Please do not fear any of these diagnostic techniques. Do them if your doctor suggests them. In fact, if you’re old enough–I think the guidelines say forty, but again, I’m not dispensing medical advice so please research it–and/or have a relevant family history, you should ask about them.

As regards treatment, the big three are surgery, radiation, and “active surveillance” (sometimes called “watchful waiting”). Active surveillance means not intervening, but continuing to measure and monitor via PSA and possibly follow-up biopsies, and then intervening with surgery or radiation if it becomes necessary. In my case, active surveillance was not an option because while the cancer was not terribly aggressive, there was quite a lot of it. I talked to two radiologists and two surgeons, and decided that surgery was right for me.

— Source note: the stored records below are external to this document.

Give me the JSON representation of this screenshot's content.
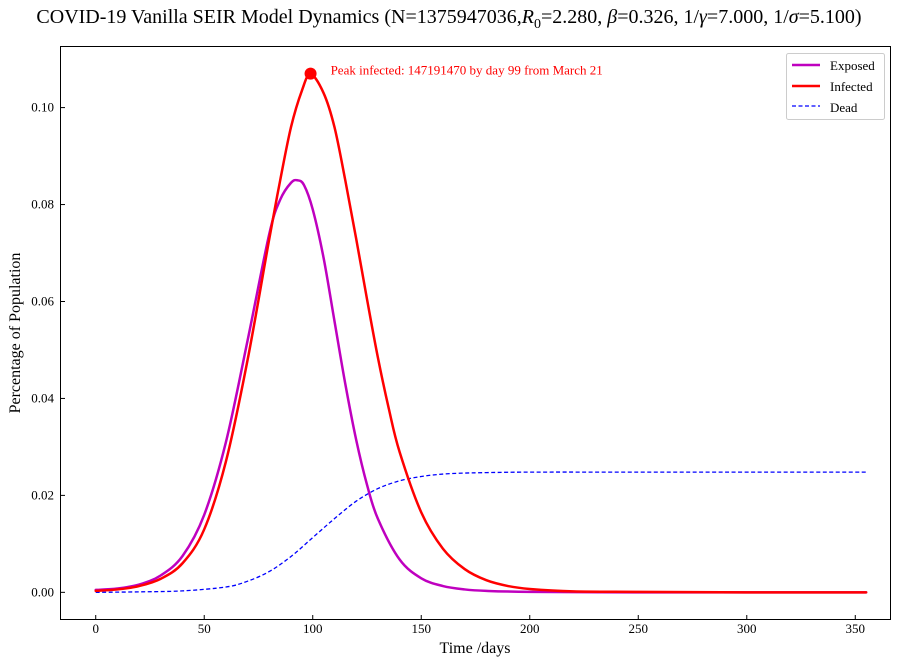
{
  "chart_data": {
    "type": "line",
    "title": "COVID-19 Vanilla SEIR Model Dynamics (N=1375947036,R0=2.280, β=0.326, 1/γ=7.000, 1/σ=5.100)",
    "title_parts": {
      "prefix": "COVID-19 Vanilla SEIR Model Dynamics (N=1375947036,",
      "r_symbol": "R",
      "r_sub": "0",
      "r_value": "=2.280, ",
      "beta_symbol": "β",
      "beta_value": "=0.326, 1/",
      "gamma_symbol": "γ",
      "gamma_value": "=7.000, 1/",
      "sigma_symbol": "σ",
      "sigma_value": "=5.100)"
    },
    "xlabel": "Time /days",
    "ylabel": "Percentage of Population",
    "xlim": [
      -16,
      366
    ],
    "ylim": [
      -0.0055,
      0.1125
    ],
    "xticks": [
      0,
      50,
      100,
      150,
      200,
      250,
      300,
      350
    ],
    "yticks": [
      0.0,
      0.02,
      0.04,
      0.06,
      0.08,
      0.1
    ],
    "ytick_labels": [
      "0.00",
      "0.02",
      "0.04",
      "0.06",
      "0.08",
      "0.10"
    ],
    "grid": false,
    "legend_position": "top-right",
    "colors": {
      "exposed": "#bf00bf",
      "infected": "#ff0000",
      "dead": "#0000ff",
      "annotation": "#ff0000"
    },
    "series": [
      {
        "name": "Exposed",
        "style": "solid",
        "x": [
          0,
          10,
          20,
          30,
          40,
          50,
          60,
          70,
          80,
          85,
          90,
          93,
          96,
          100,
          105,
          110,
          115,
          120,
          125,
          130,
          140,
          150,
          160,
          170,
          180,
          200,
          250,
          300,
          355
        ],
        "values": [
          0.0005,
          0.0008,
          0.0016,
          0.0035,
          0.0075,
          0.016,
          0.031,
          0.052,
          0.074,
          0.081,
          0.0845,
          0.085,
          0.084,
          0.079,
          0.069,
          0.056,
          0.043,
          0.0315,
          0.0222,
          0.0152,
          0.0068,
          0.0029,
          0.0013,
          0.0006,
          0.0003,
          0.0001,
          0.0,
          0.0,
          0.0
        ]
      },
      {
        "name": "Infected",
        "style": "solid",
        "x": [
          0,
          10,
          20,
          30,
          40,
          50,
          60,
          70,
          80,
          85,
          90,
          95,
          99,
          105,
          110,
          115,
          120,
          125,
          130,
          135,
          140,
          150,
          160,
          170,
          180,
          190,
          200,
          220,
          250,
          300,
          355
        ],
        "values": [
          0.0003,
          0.0006,
          0.0013,
          0.0028,
          0.006,
          0.013,
          0.027,
          0.048,
          0.073,
          0.085,
          0.096,
          0.1035,
          0.1069,
          0.103,
          0.096,
          0.085,
          0.073,
          0.0605,
          0.0485,
          0.038,
          0.029,
          0.0165,
          0.009,
          0.0048,
          0.0025,
          0.0013,
          0.0007,
          0.0002,
          0.0001,
          0.0,
          0.0
        ]
      },
      {
        "name": "Dead",
        "style": "dashed",
        "x": [
          0,
          20,
          40,
          60,
          70,
          80,
          90,
          100,
          110,
          120,
          130,
          140,
          150,
          160,
          170,
          180,
          200,
          250,
          300,
          355
        ],
        "values": [
          0.0,
          0.0001,
          0.0003,
          0.0011,
          0.0023,
          0.0043,
          0.0074,
          0.0113,
          0.0152,
          0.0188,
          0.0214,
          0.023,
          0.0239,
          0.0244,
          0.0246,
          0.0247,
          0.0248,
          0.0248,
          0.0248,
          0.0248
        ]
      }
    ],
    "peak": {
      "x": 99,
      "y": 0.107,
      "label": "Peak infected: 147191470 by day 99 from March 21"
    }
  }
}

Prostate cancer is a grim disease. It has a reputation as a “good” cancer, because survival rates when it’s caught early are pretty spectacular and because some manifestations of it are slow-growing enough not to warrant intervention. But the permanent changes from treatment are significant in every case, and extremely significant in some cases. And around 30,000 men die from it every year in the United States. It’s not to be taken lightly.

So be prostate (cancer) aware, this month and every month.

Again: This is not medical advice. Please consult your doctor(s) about medical questions and issues.